El Tribunal Superior de Justicia de la Comunidad Valenciana ha estimado parcialmente el recurso interpuesto por la familia de un paciente fallecido y ha condenado a la Conselleria de Sanidad Universal y Salud Pública a indemnizarles por la deficiente asistencia sanitaria recibida.
Los hechos se remontan a julio de 2020, cuando J.C.P, de 74 años, ingresó en el Hospital Universitario de San Juan por una colecistitis aguda, siendo inicialmente tratado de forma conservadora con evolución favorable.

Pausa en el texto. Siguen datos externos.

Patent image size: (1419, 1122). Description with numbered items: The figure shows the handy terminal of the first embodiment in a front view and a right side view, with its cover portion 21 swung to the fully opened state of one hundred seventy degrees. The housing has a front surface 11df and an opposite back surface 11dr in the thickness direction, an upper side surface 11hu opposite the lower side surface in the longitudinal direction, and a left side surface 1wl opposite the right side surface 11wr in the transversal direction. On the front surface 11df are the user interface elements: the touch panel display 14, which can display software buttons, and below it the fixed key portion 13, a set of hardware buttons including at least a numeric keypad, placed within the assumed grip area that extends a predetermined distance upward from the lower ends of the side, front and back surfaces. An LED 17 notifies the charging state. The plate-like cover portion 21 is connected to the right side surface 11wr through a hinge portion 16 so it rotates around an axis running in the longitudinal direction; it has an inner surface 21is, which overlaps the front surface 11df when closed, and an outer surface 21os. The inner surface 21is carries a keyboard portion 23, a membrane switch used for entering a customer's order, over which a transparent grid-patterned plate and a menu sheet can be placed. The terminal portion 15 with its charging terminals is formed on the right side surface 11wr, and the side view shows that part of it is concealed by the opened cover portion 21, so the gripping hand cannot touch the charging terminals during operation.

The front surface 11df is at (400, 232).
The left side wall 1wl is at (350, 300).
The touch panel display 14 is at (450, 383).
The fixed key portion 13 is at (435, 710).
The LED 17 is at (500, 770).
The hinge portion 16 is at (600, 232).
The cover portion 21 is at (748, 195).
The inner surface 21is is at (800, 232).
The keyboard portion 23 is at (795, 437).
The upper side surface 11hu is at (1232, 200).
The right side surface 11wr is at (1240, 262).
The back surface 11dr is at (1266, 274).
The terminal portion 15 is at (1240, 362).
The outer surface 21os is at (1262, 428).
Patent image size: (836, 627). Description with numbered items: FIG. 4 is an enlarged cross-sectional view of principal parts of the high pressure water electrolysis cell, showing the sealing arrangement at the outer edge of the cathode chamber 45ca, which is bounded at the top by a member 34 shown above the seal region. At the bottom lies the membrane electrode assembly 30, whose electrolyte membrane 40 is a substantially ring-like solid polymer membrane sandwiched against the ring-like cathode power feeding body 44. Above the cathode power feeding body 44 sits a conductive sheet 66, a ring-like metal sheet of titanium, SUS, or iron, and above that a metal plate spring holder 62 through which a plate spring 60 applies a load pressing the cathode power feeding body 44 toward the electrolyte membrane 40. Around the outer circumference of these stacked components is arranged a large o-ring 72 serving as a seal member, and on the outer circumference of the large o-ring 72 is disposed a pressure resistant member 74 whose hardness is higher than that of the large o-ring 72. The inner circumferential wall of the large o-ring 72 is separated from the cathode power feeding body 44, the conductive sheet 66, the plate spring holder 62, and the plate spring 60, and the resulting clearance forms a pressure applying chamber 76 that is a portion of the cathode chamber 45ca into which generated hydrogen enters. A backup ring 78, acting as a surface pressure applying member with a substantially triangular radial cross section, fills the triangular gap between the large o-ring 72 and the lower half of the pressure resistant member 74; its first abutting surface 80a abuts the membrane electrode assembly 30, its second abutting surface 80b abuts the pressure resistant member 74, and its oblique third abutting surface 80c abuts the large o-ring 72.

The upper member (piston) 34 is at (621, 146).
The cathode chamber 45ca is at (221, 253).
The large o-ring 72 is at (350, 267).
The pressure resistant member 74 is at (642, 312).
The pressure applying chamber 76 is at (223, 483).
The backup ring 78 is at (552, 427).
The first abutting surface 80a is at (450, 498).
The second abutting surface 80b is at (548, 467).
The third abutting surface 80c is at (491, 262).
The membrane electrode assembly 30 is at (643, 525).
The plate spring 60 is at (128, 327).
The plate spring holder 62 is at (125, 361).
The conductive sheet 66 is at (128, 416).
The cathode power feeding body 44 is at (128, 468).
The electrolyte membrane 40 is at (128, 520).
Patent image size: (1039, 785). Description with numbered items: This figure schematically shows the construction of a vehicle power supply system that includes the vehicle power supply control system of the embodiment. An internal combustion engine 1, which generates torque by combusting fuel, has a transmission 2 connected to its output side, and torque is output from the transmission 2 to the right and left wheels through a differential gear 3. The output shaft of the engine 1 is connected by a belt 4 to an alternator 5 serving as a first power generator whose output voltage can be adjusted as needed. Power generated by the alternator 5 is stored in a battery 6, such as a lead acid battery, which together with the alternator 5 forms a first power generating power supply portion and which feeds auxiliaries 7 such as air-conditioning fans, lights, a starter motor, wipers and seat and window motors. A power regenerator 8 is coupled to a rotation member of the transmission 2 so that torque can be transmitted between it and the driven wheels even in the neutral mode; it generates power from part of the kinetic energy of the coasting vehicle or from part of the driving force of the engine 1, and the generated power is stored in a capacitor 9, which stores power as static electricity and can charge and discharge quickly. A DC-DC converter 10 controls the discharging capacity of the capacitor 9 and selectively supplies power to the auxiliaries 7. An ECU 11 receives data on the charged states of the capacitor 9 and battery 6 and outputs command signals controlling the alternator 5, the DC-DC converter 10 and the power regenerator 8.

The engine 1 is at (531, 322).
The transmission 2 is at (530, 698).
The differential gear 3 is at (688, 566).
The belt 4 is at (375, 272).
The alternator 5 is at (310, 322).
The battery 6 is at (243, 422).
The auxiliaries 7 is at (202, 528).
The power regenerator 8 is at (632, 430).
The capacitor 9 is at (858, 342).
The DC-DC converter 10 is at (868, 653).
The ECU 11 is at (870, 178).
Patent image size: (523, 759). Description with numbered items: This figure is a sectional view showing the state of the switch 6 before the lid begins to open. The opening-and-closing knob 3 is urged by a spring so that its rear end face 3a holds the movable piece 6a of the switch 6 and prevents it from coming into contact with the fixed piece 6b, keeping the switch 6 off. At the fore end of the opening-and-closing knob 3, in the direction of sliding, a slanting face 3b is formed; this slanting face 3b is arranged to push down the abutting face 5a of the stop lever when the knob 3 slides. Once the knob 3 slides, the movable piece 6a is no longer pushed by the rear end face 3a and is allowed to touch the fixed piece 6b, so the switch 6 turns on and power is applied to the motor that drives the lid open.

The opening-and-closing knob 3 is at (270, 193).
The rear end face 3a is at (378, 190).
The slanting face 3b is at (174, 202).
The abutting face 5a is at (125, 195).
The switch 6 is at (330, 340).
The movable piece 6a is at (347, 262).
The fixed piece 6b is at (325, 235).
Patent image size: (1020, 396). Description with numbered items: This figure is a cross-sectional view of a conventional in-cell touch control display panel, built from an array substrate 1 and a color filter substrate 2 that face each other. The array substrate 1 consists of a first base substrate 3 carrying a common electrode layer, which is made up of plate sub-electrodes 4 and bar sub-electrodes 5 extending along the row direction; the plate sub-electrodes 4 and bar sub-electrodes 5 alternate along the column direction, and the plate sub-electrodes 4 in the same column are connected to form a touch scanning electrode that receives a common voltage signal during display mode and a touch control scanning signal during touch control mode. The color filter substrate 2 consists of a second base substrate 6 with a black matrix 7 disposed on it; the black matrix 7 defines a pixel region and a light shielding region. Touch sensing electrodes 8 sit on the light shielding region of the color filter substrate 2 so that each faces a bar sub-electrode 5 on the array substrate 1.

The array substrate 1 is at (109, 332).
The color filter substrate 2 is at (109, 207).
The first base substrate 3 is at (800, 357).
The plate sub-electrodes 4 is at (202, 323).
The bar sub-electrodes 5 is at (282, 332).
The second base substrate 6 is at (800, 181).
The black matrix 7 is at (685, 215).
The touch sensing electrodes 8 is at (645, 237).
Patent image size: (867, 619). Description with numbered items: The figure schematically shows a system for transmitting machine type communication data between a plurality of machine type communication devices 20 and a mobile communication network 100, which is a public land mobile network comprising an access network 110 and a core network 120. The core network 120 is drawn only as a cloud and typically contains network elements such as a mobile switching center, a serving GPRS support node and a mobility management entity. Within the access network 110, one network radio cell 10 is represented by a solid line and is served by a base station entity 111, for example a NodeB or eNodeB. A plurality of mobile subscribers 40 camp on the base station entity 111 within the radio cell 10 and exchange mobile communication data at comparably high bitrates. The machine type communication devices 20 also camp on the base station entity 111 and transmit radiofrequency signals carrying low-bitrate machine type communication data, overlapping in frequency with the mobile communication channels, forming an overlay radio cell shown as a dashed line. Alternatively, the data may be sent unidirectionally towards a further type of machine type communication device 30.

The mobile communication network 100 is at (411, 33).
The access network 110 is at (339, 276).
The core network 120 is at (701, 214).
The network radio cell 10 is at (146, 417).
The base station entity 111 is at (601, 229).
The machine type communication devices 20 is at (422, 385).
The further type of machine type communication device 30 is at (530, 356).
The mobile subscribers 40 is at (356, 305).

Sin embargo, a partir del 25 de julio el paciente sufrió un deterioro brusco del nivel de conciencia. Pese a la gravedad de los síntomas, la valoración por un neurólogo se demoró hasta cuatro días, incluso después de que los propios familiares insistieran en la necesidad de dicha atención.
Finalmente, el 29 de julio se diagnosticó un estatus epiléptico no convulsivo, siendo ya la situación del paciente crítica. Se inició tratamiento específico, pero con un nuevo retraso en su ingreso en la Unidad de Cuidados Intensivos, que no se produjo hasta el día 31. El paciente falleció el 10 de agosto de 2020 tras no responder a los tratamientos instaurados.
La sentencia nº 128/2026, de fecha 25 de febrero de 2026, concluye que la asistencia sanitaria fue deficiente, al haberse producido retrasos injustificados tanto en la valoración por neurología como en el ingreso en UCI, lo que influyó negativamente en el pronóstico del paciente.
En palabras de los informes periciales recogidos en la resolución, existieron retrasos de hasta cuatro días en la valoración neurológica y de al menos 24 horas en el ingreso en UCI, lo que condicionó la evolución desfavorable del cuadro clínico.
No obstante, el Tribunal considera que el caso debe encuadrarse en la doctrina de la pérdida de oportunidad, teniendo en cuenta la edad del paciente y sus múltiples patologías previas, reduciendo la cuantía indemnizatoria. Este criterio, entiende la familia y su abogado, no puede tener acogida en el presente caso al existir una relación directa entre el fallecimiento y el retraso y ser flagrante la infracción de la lex artis.
En consecuencia, la Sala condena a la Administración sanitaria a indemnizar a la familia con un total de 65.000 euros (incluidos intereses).
La resolución no es firme y puede ser recurrida ante el Tribunal Supremo.
El caso ha sido dirigido por el letrado Eduardo Forte Berrier, del despacho ForteBerrier Abogados.